Proving once again that their are many interesting varieties to be found for the patient Numismatist. I am an impatient Numismatist but appreciate all of you that are patient and finding interesting things. Thanks for shedding light on a fun error.

Mal_ANA_YN

Level 4

Very hard to tell from the poor strike on most coins.

Kepi

Level 6

Interesting! Thanks! ; )

A lot of people confuse these with off-center coins.

True. We could say it is off-center with die alignment, but not classified as an off-center coin that has a collar break. Coins like this one are interesting but not of any added value. I have several coin collections going with Lincoln cents that are "not perfect" like this one. In the collections are bubbled, cracks, die mall cuds, die misalignments, yellow 1983 cents etc. Just for fun.

A lot of people confuse these with off-center coins.

Golfer

Level 5

Nice informative information. Will look for this also.

AC coin$

Level 5

Fine details in the coin .

Mike

Level 7

What about wheat cents? Or do you just do modern-day cents?

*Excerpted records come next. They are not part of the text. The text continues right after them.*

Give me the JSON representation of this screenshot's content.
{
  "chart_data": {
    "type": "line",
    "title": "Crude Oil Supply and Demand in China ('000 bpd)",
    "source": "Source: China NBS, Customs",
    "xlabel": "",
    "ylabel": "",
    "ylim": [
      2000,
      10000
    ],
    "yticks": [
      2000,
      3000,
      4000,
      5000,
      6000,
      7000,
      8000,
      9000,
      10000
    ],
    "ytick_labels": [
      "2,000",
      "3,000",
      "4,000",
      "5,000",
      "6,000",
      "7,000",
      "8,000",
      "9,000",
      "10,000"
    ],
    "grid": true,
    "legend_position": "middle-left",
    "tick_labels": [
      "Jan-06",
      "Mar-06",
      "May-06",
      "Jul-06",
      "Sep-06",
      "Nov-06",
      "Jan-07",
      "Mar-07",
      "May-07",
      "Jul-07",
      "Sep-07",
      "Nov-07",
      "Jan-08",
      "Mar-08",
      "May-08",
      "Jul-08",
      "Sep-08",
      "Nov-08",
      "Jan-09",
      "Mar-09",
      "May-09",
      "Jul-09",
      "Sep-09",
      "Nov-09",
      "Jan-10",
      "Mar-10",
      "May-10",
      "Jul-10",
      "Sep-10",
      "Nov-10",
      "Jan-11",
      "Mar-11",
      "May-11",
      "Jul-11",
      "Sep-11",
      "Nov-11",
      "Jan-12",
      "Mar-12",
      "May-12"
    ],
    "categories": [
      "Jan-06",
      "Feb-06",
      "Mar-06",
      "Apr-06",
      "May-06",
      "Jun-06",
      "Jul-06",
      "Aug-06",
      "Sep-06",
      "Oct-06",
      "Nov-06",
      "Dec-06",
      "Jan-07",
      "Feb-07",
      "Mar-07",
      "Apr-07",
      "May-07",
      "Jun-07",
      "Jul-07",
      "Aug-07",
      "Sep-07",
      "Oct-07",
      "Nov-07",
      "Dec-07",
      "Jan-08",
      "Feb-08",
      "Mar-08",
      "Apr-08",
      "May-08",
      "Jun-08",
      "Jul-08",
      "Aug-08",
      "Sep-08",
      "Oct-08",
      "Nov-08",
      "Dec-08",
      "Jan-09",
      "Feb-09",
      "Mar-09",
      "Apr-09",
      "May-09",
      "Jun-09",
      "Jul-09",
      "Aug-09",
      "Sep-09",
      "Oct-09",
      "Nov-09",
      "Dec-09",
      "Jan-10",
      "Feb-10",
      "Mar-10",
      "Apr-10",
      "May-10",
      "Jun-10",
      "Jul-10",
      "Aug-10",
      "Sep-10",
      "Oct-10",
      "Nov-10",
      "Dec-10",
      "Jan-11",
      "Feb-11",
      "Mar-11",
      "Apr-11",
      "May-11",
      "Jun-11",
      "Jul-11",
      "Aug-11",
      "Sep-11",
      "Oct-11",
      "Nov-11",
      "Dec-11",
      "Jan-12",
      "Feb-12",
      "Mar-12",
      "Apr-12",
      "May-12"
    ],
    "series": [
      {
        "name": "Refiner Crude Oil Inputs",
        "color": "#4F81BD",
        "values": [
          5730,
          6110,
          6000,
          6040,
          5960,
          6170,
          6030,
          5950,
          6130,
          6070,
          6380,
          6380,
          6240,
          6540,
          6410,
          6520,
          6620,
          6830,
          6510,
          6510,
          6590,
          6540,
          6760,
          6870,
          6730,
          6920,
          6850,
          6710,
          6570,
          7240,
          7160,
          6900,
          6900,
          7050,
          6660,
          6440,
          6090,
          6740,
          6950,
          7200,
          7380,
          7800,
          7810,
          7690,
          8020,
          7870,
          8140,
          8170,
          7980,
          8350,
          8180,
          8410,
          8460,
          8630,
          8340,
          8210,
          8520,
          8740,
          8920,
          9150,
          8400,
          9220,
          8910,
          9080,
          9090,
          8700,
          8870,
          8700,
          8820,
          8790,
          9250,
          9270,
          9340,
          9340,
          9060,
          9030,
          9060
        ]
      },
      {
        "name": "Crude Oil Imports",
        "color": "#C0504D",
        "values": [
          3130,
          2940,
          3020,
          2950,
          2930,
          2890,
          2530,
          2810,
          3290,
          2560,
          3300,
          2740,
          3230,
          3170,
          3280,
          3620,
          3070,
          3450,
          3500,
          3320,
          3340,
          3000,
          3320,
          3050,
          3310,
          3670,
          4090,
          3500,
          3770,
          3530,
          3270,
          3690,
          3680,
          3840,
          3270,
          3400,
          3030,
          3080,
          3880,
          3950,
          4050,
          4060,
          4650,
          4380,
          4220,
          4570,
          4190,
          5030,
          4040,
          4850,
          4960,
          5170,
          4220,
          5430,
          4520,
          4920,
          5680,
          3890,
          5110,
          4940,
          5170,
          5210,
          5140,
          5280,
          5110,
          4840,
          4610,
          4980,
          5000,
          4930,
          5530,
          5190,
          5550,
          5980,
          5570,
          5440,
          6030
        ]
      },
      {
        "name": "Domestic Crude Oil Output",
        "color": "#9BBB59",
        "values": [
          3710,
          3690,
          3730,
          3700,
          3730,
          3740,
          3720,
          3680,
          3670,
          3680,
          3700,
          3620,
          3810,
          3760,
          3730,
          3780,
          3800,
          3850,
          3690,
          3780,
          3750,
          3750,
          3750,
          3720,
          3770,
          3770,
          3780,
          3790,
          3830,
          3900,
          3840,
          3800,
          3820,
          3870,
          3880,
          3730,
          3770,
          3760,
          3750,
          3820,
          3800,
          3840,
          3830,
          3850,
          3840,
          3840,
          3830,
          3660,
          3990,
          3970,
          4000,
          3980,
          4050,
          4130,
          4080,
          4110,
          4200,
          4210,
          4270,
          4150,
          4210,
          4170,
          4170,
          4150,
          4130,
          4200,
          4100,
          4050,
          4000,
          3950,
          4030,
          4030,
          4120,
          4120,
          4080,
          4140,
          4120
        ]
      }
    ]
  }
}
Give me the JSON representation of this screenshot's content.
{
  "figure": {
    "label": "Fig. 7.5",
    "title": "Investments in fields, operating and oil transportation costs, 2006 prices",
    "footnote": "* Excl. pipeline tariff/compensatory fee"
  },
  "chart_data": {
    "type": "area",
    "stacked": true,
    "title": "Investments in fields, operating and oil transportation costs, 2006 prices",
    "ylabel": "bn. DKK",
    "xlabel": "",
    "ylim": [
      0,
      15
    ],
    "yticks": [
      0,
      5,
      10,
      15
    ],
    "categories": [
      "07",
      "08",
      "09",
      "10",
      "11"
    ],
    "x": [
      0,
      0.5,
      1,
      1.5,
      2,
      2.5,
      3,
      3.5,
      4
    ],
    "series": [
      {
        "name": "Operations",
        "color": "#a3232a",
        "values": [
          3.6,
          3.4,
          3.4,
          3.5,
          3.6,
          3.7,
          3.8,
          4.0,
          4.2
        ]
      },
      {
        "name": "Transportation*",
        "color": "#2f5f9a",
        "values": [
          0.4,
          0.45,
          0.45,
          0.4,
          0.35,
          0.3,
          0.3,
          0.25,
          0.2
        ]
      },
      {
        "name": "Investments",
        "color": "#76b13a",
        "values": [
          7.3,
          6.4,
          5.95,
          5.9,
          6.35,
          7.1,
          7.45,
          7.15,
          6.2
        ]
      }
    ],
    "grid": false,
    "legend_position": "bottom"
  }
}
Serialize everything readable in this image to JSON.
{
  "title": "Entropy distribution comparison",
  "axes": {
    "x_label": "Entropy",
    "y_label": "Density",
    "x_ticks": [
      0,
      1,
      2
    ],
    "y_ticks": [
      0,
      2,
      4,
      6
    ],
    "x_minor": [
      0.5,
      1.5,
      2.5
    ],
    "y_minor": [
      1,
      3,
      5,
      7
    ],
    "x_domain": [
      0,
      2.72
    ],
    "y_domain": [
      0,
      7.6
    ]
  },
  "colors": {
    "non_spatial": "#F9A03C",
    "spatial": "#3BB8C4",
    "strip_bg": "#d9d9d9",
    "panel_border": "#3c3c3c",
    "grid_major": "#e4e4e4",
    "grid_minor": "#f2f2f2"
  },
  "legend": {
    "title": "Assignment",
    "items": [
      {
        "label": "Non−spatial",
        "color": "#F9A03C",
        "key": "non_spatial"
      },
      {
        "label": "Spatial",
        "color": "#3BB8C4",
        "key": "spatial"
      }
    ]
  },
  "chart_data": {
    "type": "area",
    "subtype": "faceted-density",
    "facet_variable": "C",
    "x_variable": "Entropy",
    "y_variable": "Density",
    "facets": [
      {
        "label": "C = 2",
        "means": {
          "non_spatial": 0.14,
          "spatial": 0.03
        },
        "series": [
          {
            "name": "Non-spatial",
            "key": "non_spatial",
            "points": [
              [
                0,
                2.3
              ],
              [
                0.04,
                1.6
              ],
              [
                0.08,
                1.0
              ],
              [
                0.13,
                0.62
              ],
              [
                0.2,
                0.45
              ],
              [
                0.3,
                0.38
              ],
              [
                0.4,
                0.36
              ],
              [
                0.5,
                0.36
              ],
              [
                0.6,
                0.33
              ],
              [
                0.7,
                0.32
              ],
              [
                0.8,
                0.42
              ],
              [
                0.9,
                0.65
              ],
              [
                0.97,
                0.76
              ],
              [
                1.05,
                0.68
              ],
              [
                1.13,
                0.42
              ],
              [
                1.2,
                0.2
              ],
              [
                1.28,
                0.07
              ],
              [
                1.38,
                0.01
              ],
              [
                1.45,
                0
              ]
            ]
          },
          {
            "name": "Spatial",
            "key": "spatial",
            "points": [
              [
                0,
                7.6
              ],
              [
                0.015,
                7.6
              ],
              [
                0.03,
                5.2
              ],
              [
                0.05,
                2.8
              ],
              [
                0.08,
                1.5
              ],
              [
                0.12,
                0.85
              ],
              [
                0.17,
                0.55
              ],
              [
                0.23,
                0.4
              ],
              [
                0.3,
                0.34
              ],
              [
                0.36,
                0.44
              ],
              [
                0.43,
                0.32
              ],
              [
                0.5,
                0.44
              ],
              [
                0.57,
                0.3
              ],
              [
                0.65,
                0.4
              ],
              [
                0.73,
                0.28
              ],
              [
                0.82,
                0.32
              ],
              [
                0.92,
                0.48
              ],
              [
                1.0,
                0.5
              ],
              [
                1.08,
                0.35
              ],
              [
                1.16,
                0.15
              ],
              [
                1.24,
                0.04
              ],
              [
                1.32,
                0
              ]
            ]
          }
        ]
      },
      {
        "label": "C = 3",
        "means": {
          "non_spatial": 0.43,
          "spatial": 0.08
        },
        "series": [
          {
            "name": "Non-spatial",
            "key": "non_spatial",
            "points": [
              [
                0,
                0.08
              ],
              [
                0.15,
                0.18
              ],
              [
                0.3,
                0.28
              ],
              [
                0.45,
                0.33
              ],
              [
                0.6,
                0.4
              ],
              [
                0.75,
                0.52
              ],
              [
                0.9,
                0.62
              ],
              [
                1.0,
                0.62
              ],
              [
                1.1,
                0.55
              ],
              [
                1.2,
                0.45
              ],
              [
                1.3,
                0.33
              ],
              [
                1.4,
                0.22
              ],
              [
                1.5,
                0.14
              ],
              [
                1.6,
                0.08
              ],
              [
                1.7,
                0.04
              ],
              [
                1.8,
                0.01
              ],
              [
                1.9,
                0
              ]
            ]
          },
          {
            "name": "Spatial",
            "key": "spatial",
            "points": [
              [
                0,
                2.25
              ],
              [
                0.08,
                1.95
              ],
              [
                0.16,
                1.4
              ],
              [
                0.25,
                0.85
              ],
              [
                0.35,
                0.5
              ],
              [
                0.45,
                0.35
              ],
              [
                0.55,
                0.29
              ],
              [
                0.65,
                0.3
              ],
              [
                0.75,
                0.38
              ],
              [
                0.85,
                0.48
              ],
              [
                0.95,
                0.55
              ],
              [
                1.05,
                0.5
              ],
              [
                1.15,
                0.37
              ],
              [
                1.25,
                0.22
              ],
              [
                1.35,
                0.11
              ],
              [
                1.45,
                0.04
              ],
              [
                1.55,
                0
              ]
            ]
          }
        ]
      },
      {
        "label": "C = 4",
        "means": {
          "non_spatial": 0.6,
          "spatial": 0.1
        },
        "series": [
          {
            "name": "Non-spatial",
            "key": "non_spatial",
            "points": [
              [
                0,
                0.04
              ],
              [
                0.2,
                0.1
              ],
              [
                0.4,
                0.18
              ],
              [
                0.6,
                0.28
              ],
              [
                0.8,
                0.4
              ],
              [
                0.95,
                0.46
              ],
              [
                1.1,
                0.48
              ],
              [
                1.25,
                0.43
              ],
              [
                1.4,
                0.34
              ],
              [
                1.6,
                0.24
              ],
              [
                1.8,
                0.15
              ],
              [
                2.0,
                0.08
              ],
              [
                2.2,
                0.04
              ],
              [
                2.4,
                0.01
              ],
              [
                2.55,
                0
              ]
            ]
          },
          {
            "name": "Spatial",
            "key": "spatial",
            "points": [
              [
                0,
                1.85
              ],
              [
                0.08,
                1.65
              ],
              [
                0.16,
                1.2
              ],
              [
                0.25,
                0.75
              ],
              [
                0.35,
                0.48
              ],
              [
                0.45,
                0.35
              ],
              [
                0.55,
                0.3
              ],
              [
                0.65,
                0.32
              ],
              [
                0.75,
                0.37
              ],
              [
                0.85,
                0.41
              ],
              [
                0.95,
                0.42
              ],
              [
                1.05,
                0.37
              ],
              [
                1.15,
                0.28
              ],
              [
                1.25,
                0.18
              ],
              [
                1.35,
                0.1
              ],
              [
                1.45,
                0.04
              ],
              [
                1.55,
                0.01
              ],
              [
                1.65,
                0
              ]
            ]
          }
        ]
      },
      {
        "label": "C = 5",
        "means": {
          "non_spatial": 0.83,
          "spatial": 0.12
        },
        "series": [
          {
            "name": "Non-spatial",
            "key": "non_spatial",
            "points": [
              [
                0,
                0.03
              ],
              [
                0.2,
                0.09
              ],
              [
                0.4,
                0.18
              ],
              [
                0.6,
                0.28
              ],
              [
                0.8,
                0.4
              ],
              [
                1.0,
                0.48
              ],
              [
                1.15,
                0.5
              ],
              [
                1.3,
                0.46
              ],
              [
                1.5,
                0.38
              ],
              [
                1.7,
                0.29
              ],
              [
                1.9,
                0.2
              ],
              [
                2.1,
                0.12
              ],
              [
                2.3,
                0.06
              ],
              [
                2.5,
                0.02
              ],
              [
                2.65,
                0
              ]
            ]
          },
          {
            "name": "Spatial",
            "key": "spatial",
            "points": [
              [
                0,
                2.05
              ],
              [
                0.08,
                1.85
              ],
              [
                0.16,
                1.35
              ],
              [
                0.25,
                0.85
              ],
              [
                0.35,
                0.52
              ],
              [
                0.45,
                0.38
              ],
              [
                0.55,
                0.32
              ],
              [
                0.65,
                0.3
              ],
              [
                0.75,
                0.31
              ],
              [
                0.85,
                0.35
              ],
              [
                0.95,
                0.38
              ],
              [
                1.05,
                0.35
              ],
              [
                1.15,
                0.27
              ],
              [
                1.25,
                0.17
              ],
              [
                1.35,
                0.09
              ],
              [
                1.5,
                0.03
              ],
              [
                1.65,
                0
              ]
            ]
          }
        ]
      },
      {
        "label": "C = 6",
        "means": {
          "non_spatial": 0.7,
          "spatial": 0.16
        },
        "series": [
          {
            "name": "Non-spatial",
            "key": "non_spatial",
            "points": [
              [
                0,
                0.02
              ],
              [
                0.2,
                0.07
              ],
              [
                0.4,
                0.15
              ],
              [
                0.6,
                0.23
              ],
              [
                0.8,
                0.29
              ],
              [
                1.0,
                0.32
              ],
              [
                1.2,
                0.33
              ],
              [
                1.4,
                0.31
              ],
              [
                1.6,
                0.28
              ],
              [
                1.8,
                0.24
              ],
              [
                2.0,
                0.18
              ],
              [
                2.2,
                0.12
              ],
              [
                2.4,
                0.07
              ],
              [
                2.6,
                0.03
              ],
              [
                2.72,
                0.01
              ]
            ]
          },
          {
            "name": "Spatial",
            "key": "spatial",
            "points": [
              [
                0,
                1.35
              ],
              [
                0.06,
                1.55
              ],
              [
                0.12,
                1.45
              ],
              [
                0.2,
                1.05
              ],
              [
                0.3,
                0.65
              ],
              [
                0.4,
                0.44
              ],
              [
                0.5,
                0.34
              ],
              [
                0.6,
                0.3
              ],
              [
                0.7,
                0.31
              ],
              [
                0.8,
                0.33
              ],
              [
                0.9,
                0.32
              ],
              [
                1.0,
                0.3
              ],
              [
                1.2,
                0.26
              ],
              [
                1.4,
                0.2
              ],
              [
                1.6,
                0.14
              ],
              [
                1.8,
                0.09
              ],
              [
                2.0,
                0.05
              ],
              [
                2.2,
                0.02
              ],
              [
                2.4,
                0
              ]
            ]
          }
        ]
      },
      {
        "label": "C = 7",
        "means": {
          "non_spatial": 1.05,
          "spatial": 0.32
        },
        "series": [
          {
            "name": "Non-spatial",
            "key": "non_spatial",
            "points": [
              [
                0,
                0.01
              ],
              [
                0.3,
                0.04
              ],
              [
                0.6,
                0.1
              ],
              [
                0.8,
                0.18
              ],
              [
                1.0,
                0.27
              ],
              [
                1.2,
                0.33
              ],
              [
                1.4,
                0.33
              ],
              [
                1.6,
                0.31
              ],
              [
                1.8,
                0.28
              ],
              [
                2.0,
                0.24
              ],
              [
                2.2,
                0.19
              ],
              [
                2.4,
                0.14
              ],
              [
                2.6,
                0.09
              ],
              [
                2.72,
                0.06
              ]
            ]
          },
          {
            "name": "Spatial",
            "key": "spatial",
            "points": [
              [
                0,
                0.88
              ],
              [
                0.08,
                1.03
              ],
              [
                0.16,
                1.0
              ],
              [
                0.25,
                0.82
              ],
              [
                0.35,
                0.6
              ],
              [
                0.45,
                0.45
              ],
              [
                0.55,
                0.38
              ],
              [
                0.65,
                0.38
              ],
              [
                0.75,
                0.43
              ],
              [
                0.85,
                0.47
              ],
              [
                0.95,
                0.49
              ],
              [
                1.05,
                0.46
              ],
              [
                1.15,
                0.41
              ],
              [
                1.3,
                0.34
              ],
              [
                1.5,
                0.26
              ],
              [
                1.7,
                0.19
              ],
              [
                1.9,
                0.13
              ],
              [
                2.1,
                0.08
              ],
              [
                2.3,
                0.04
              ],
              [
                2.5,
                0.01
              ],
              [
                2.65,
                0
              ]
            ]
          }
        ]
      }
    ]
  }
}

Wheat cents have the exact same issues. More common to wheat cents are BIE errors. Since I have searched over 250,000 Lincoln cents in the last 5 years, the coins I show are from the finds. I average 12 wheat cents per 2,500 coins searched. So far, I have found one huge die I sold for $80, and a 2019 MS66 DDO I had encased by PCGS. In all, at coins shows I have sold over $300 in minor error coins, BIE errors, missing letters, and numbers, and Lincoln cents with filled letters and numbers. Found - 4 Indian Cents in good condition 4/250000.

Again, I think I've seen some before.